Desert Trumpet (Eriogonum inflatum)

(Fig. 01)
Picture Notes: I found lots of these plants on a hike on the approach to the Bowl of Fire off Lake Mead's Northshore Drive, northeast of Las Vegas.

Description: Desert Trumpet (Eriogonum inflatum) a.k.a. Umbrella Plant, Bladder Stem, Indian Pipe Weed, or Guinagua. Its swollen stem makes this an unusual and easily remembered plant. The very tiny yellow flowers are often not even noticed except in years of unusually favorable rainfall when thousands of these tiny flowers give a yellow glow to the desert. It can grow up to about 3 feet tall. Its flowers are yellow with green or red midribs, 1/8 inch, densely hirsute with coarse curved hairs; perianth lobes monomorphic, narrowly ovoid to ovate. Stamens exserted, 1/16 - 1/8 inch; filaments sparsely pubescent to glabrous. Achenes lenticular to trigonous, light brown to brown, 1/8 - 3/16 inch, glabrous. It blooms between  March - June, and sometimes In September - October. Leaves basal; leaf-blades oblong-ovate to oblong or rounded to reniform, 1/2 - 3 inches × 1/2 - 2 1/2 inches, short-hirsute on both surfaces, sometimes less so to glabrous adaxially; margins occasionally undulate; petioles 1/4 - 2 1/2 inches, hirsute.
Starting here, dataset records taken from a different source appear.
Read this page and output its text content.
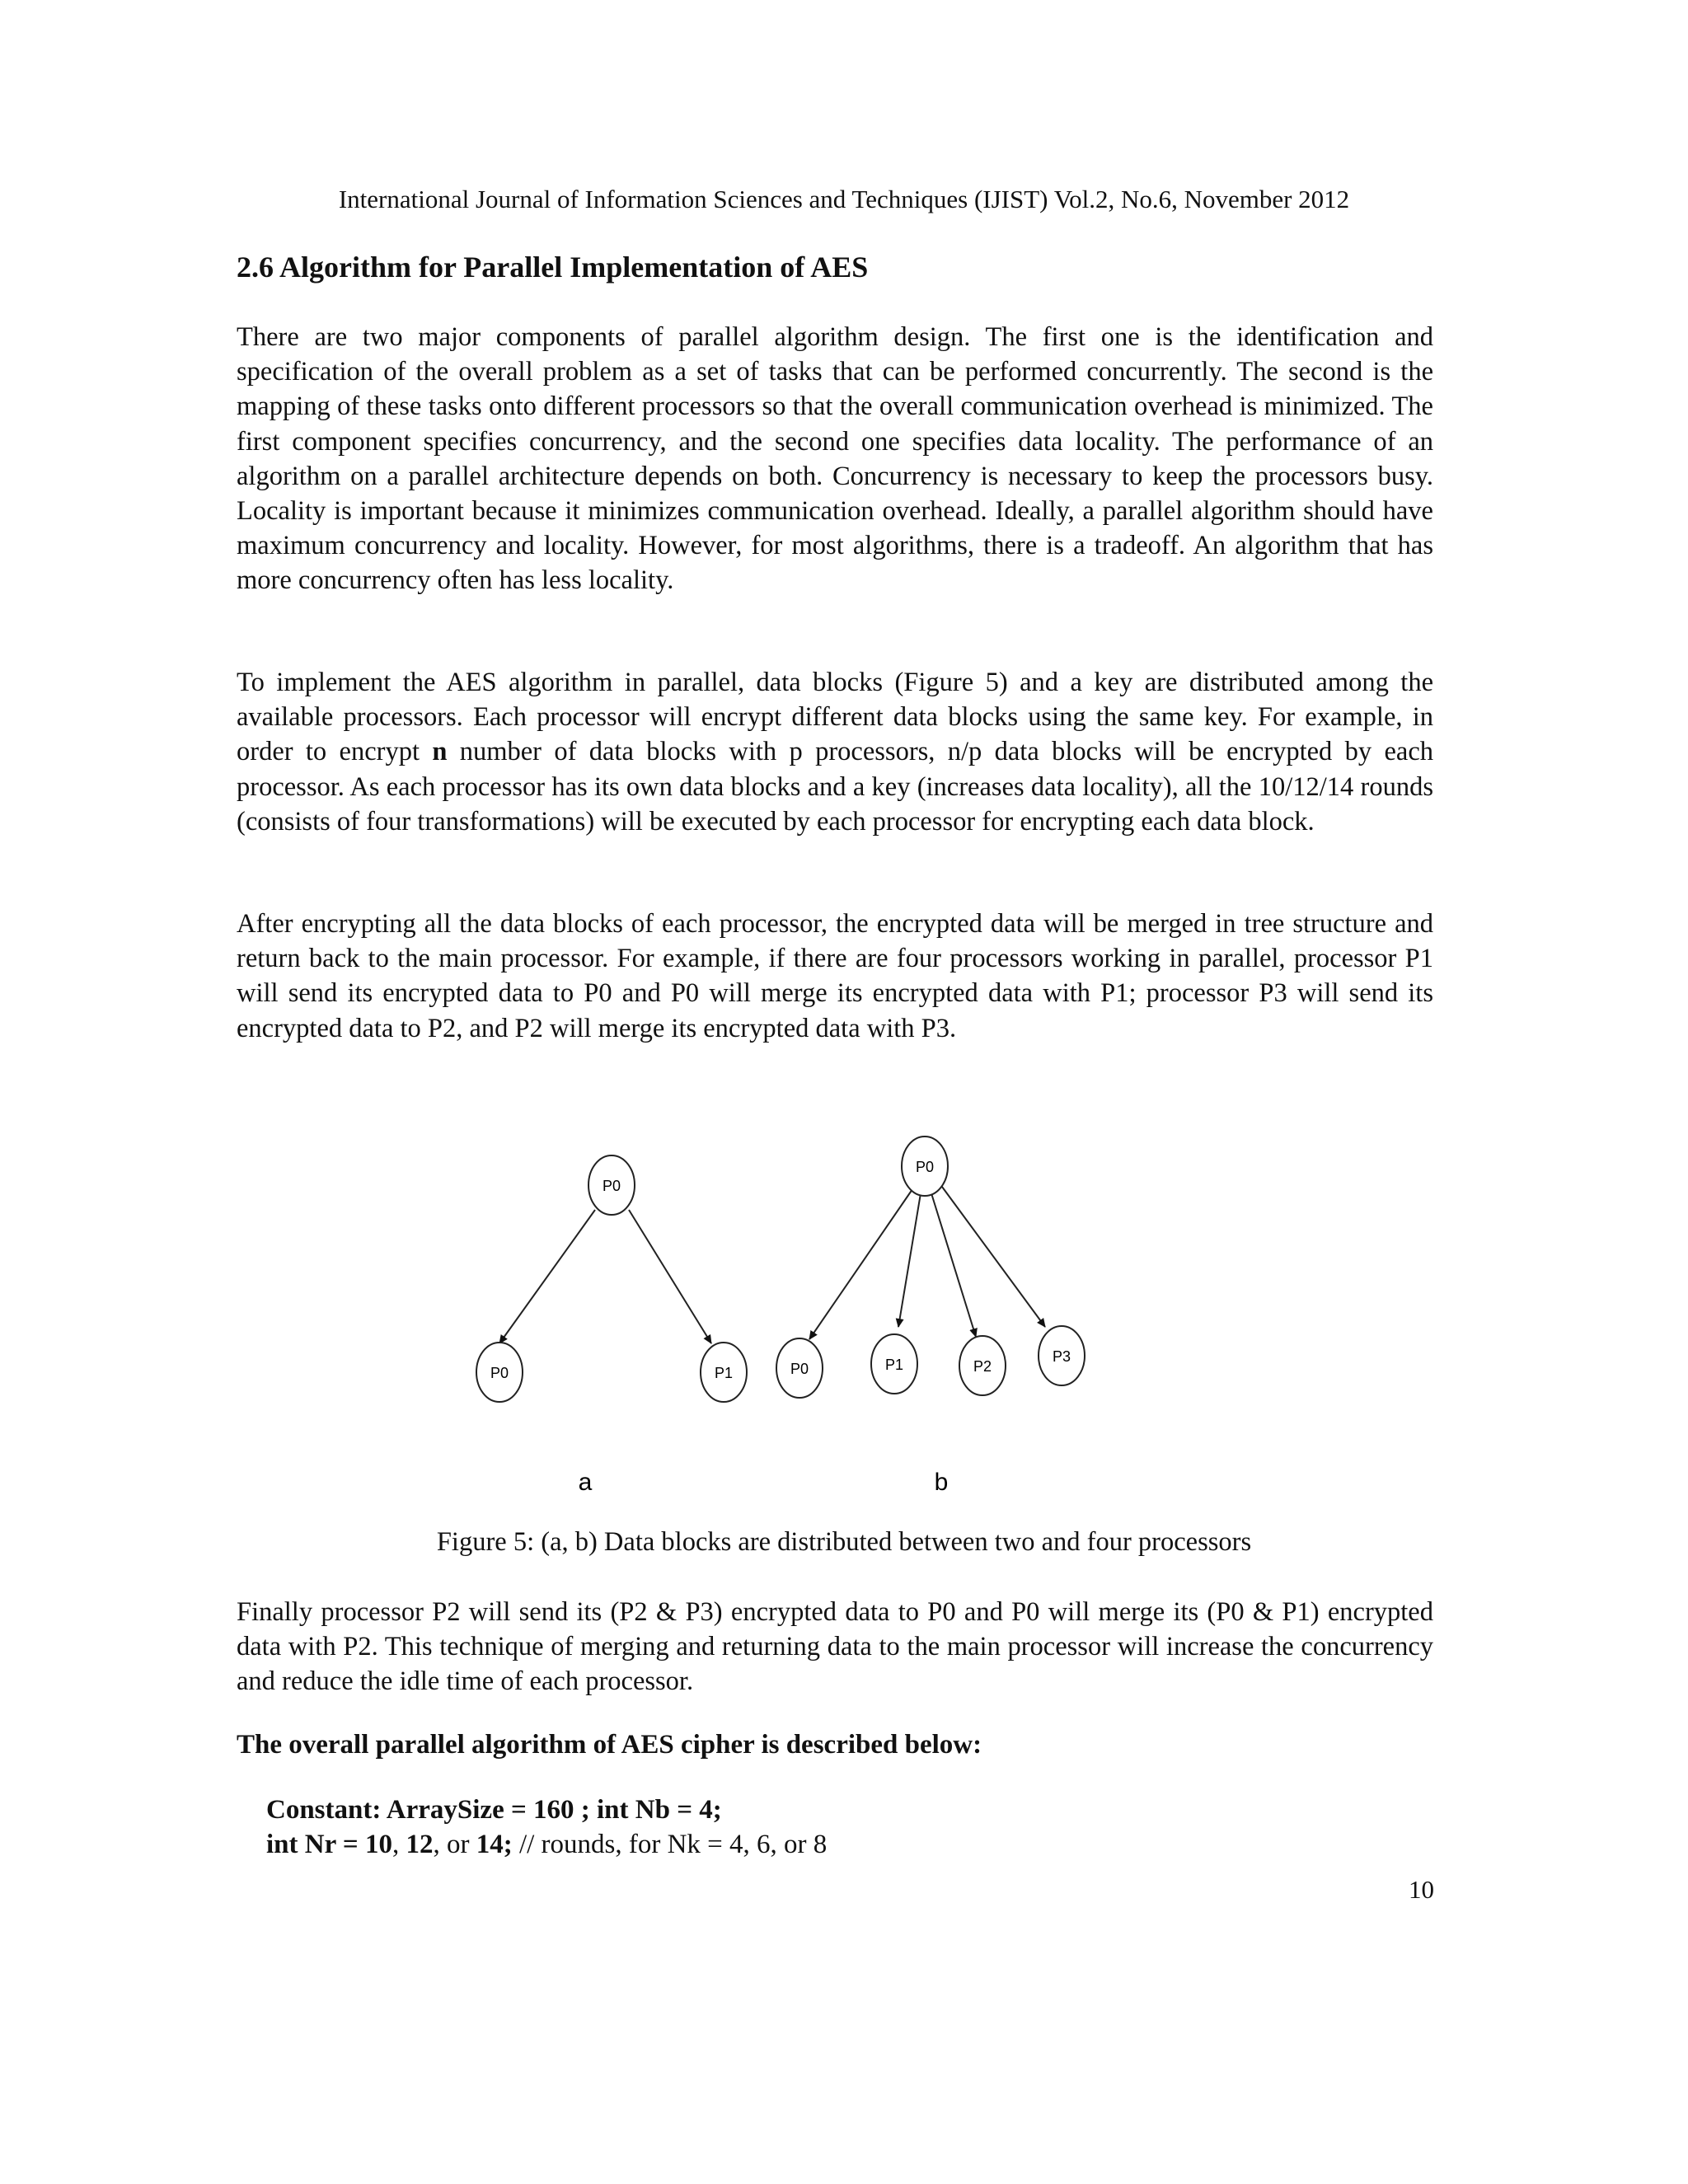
International Journal of Information Sciences and Techniques (IJIST) Vol.2, No.6, November 2012
2.6 Algorithm for Parallel Implementation of AES

There are two major components of parallel algorithm design. The first one is the identification and specification of the overall problem as a set of tasks that can be performed concurrently. The second is the mapping of these tasks onto different processors so that the overall communication overhead is minimized. The first component specifies concurrency, and the second one specifies data locality. The performance of an algorithm on a parallel architecture depends on both. Concurrency is necessary to keep the processors busy. Locality is important because it minimizes communication overhead. Ideally, a parallel algorithm should have maximum concurrency and locality. However, for most algorithms, there is a tradeoff. An algorithm that has more concurrency often has less locality.

To implement the AES algorithm in parallel, data blocks (Figure 5) and a key are distributed among the available processors. Each processor will encrypt different data blocks using the same key. For example, in order to encrypt n number of data blocks with p processors, n/p data blocks will be encrypted by each processor. As each processor has its own data blocks and a key (increases data locality), all the 10/12/14 rounds (consists of four transformations) will be executed by each processor for encrypting each data block.

After encrypting all the data blocks of each processor, the encrypted data will be merged in tree structure and return back to the main processor. For example, if there are four processors working in parallel, processor P1 will send its encrypted data to P0 and P0 will merge its encrypted data with P1; processor P3 will send its encrypted data to P2, and P2 will merge its encrypted data with P3.

P0
P0	P1
P0
P0	P1	P2
P3
a	b
Figure 5: (a, b) Data blocks are distributed between two and four processors

Finally processor P2 will send its (P2 & P3) encrypted data to P0 and P0 will merge its (P0 & P1) encrypted data with P2. This technique of merging and returning data to the main processor will increase the concurrency and reduce the idle time of each processor.

The overall parallel algorithm of AES cipher is described below:
Constant: ArraySize = 160 ; int Nb = 4;
int Nr = 10, 12, or 14; // rounds, for Nk = 4, 6, or 8
10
Flowering stems erect, to 4 feet, often inflate , occasionally hirsute basally. Inflorescences cymose, open, 1/8 inch, occasionally with inflate branches; bracts 3, scalelike, 1/32 inch. Peduncles filiform to capillary, erect, straight, 1/32 - 1/16 inch. Involucres turbinate, 1/64 inch wide; teeth five, 1/64 inch. it grows in desert environs, where it occupies open, gravelly, rocky areas and roadsides, up to elevations of 6,600 feet.